D. Neb.: U.S. District Court for the District of Nebraska: NECivR 7.1(d) Generative AI an…
Court (en banc local rule amendment) · U.S. District Court for the District of Nebraska
Verified April 30, 2026
- Citation
- U.S. District Court for the District of Nebraska: NECivR 7.1(d) Generative AI and Certificate of Compliance
- Order date
- December 1, 2024
Summary
All parties are responsible for the accuracy and reliability of their legal briefing, including quotations, citations, paraphrased assertions, and legal analysis, regardless of whether generative artificial intelligence programs drafted any portion of that filing. See Fed. R. Civ. P. 11(b).
What does the order require?
- All parties are responsible for the accuracy and reliability of their legal briefing, including quotations, citations, paraphrased assertions, and legal analysis, regardless of whether generative artificial intelligence programs drafted any portion of that filing. See Fed. R. Civ. P. 11(b).

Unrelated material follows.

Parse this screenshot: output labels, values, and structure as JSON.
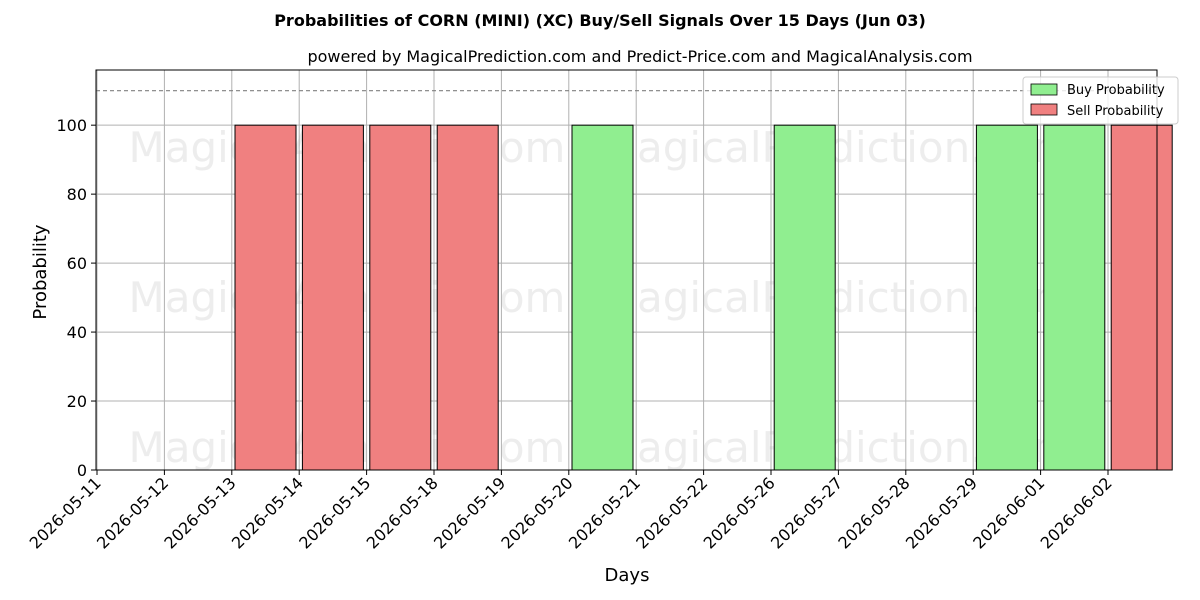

- All parties are expected, if using generative artificial intelligence programs, to verify the contents of their filings.
- A brief shall include a certificate executed by the author affirming that the brief complies with the requirements of this subsection.
- The certificate must state that no generative artificial intelligence program was used in drafting the document, or that to the extent such a program was used, a human signatory of the document verified the accuracy of all generated text, including all citations and legal authority.
- Any brief not in compliance with this subsection may be stricken, with or without further notice, in the sole discretion of the court. A material misrepresentation in the certificate of compliance may result in striking the document and sanctions against the person signing the document.
Practice areas: federal civil
What the rule requires
Effective December 1, 2024, the U.S. District Court for the District of Nebraska amended its Civil Rules to embed a generative AI certification inside the existing Certificate of Compliance that already accompanies briefs. The provisions live at NECivR 7.1(d)(3) and (4)(B), in the same subsection that governs word limits.
- Verification duty. “All parties are responsible for the accuracy and reliability of their legal briefing, including quotations, citations, paraphrased assertions, and legal analysis, regardless of whether generative artificial intelligence programs drafted any portion of that filing.” Parties using GenAI “are expected … to verify the contents of their filings.”
- Two-option certificate language. The Certificate of Compliance accompanying every brief must state one of two things: (a) no generative AI program was used in drafting the document, or (b) to the extent such a program was used, a human signatory verified the accuracy of all generated text, including all citations and legal authority.
- Consequences. Noncompliant briefs may be stricken in the court’s sole discretion. A material misrepresentation in the certificate may result in striking the document and sanctions against the signing person.
- No motions to strike by opponents. Notably, “the opposing party shall not file a motion to strike based on alleged noncompliance with this subsection.” Enforcement is reserved to the court.
How this differs from a standalone AI standing order
Most federal AI orders are individual judges’ standing orders or one-off general orders. Nebraska is one of the few districts that has folded GenAI certification directly into the en-banc local civil rules, attached to the same Certificate of Compliance that already covered word counts. The practical consequence: there is no judge-by-judge variation within the District of Nebraska. Every brief filed in the district carries the AI certification.
Practitioner workflow
For every brief filed in the U.S. District Court for the District of Nebraska, confirm the Certificate of Compliance includes both the existing word-count attestation under NECivR 7.1(d)(4)(A) and the AI certification under NECivR 7.1(d)(4)(B). Use option (a) (“no generative AI program was used”) if applicable; otherwise use option (b) and document the human verification step in your matter file. The rule applies to supporting, opposing, and reply briefs.
Scope
All civil briefs filed in the U.S. District Court for the District of Nebraska on or after December 1, 2024. Pro se litigants are bound by the same rule.